Il y a ici une pincée d'ironie et une dureté chaleureuse: la vie sur le visage - « ma vie », la beauté qui sent le faux, et les gens qui se relèvent après avoir laissé tomber la poussière. L'ordre des mots est comme une conversation dans l'entrée d'un immeuble sur les grandes et les petites choses; on a envie de sourire et de continuer à avancer - parce qu'il n'y a personne à qui se rendre et rien à quoi se rendre, et que le combat est dans la poche, avec l'espoir que demain, il restera au moins quelque chose à soi.
Paroles et traduction
Original
Elle revient comme un déjà.
Elle change de sujet. Dans le wari, j'suis obligé.
Est-ce que t'as pigé?
Est-ce que t'as, est-ce que t'as pigé? J'vais l'afficher.
Dans la vie, elle est fichée. Elle m'agresse sans me digérer. Elle m'agresse sans me digérer.
Faut pas t'en soucier. On a balayé la poussière.

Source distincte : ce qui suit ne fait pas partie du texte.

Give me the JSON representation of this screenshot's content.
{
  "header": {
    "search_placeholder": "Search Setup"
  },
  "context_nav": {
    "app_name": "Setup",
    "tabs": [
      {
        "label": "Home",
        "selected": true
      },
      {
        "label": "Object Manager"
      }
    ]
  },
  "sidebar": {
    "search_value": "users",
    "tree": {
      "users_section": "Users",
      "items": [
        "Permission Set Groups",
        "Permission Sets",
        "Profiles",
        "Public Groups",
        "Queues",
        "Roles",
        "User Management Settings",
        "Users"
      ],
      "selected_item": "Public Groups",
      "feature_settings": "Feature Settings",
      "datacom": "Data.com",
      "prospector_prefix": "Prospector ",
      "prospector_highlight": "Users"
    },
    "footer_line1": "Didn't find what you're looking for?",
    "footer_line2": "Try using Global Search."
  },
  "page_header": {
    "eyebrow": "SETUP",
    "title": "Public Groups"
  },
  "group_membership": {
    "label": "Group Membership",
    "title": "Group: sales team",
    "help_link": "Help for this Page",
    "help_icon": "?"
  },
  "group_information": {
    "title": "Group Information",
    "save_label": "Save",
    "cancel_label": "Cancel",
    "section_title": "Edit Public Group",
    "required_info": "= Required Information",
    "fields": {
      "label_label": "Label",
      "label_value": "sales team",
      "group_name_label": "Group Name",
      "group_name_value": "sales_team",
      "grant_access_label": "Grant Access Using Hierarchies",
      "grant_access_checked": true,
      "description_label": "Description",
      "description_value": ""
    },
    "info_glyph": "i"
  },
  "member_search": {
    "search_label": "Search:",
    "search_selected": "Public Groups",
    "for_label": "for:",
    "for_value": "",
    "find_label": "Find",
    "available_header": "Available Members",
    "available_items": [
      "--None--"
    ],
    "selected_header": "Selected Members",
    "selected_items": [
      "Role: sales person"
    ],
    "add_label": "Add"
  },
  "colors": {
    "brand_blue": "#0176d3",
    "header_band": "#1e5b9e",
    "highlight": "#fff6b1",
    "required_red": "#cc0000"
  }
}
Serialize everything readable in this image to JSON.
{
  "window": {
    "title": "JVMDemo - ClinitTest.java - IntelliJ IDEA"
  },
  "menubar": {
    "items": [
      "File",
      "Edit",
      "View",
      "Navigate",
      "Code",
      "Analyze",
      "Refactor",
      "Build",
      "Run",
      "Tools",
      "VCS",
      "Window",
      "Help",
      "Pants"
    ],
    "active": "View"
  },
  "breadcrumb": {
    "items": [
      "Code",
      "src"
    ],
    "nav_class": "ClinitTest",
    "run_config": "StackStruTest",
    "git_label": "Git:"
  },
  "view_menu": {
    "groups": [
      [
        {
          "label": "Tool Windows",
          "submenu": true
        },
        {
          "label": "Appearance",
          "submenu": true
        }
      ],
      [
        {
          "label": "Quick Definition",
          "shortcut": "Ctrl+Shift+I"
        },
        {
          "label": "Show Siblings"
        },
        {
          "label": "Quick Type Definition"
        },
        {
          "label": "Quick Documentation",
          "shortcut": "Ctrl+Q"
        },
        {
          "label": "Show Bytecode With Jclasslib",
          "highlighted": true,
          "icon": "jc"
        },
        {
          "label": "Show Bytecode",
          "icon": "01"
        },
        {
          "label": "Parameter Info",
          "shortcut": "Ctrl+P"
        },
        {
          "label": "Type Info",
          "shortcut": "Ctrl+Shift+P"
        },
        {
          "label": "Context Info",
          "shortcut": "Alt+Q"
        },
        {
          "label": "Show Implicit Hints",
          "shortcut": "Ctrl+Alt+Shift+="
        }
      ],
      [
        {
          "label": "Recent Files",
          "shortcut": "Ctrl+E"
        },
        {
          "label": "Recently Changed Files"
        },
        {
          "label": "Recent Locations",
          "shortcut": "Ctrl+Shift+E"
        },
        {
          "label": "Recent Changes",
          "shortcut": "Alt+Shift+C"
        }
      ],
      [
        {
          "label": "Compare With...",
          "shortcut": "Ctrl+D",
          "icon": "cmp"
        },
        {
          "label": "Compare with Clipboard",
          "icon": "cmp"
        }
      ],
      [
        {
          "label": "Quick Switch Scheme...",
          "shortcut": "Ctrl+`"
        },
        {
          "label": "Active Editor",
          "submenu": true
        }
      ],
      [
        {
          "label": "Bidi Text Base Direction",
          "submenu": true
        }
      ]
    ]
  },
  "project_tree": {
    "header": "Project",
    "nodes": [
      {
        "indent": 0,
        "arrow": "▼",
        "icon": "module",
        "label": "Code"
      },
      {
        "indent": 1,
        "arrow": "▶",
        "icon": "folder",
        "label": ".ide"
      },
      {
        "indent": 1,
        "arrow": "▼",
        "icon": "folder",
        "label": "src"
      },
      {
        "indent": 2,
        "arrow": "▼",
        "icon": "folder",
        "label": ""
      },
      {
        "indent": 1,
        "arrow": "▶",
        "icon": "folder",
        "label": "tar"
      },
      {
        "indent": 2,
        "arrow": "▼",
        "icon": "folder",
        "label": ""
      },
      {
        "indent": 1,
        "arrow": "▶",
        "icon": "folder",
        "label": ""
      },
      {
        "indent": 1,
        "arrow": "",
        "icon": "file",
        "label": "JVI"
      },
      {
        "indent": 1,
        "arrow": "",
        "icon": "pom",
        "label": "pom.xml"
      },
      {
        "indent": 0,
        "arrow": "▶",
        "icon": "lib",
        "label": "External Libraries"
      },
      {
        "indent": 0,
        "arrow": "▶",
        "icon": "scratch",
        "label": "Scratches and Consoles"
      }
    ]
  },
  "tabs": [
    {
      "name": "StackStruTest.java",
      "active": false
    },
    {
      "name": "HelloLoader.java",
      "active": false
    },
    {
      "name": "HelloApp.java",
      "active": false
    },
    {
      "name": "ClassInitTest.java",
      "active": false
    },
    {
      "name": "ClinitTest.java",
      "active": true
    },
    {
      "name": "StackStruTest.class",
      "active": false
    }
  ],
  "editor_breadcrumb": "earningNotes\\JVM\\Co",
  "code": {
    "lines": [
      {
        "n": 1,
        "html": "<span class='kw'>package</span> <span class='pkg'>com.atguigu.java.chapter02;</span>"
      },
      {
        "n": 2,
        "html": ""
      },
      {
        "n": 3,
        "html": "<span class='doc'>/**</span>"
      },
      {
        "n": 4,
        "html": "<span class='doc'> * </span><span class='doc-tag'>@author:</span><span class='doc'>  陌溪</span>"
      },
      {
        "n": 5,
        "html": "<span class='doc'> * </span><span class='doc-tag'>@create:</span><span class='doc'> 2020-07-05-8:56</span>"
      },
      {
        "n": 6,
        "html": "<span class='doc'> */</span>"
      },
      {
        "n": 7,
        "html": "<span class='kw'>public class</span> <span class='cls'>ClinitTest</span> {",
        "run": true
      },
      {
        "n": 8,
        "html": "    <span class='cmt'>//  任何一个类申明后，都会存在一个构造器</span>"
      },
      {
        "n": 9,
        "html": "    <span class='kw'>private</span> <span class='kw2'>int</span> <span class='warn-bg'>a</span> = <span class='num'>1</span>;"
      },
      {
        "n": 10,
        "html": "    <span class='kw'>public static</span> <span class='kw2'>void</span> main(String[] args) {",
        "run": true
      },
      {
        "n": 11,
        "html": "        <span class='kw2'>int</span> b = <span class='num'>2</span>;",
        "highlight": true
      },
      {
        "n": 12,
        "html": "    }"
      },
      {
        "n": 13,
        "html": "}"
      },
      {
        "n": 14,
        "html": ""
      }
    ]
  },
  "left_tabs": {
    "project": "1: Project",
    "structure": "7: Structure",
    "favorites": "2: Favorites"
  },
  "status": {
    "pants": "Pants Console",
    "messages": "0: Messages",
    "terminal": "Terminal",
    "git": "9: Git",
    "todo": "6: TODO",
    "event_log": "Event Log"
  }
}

Les rats, on a poussé.
Tu veux la guerre, tu veux la guerre, tu veux la guerre, faudra assumer.
Elle veut prendre mon aura, veut me plumer.
Elle veut que je finisse ruiné.
Ruiné, ruiné.
Hey.
On est venu les lessiver.
On l'écoute pas, elle est tue-ba la sec.
Il veut rider le vélo, il a même pas de selle. Grave, un peu de, un peu de sel.
J'suis refait, j'ai entendu une bonne nouvelle. Rien ne sert de. . .
J'déploie mes ailes. La serra, rien que de faire semblant, c'est la manivelle.
J'amène la chaleur même en hiver.
J'me serre. Hey, j'persévère. On sait plus ce que ça fait.
T'as changé de côté, fallait, fallait, fallait voter pour moi. Tu dérobes une beauté.
Tu brilles même dans le noir.
Oh wow.
Oh wow.
Baby, c'est ma life.
C'est ma vie, c'est ma life. Elle est nice. On s'est retrouvé au top.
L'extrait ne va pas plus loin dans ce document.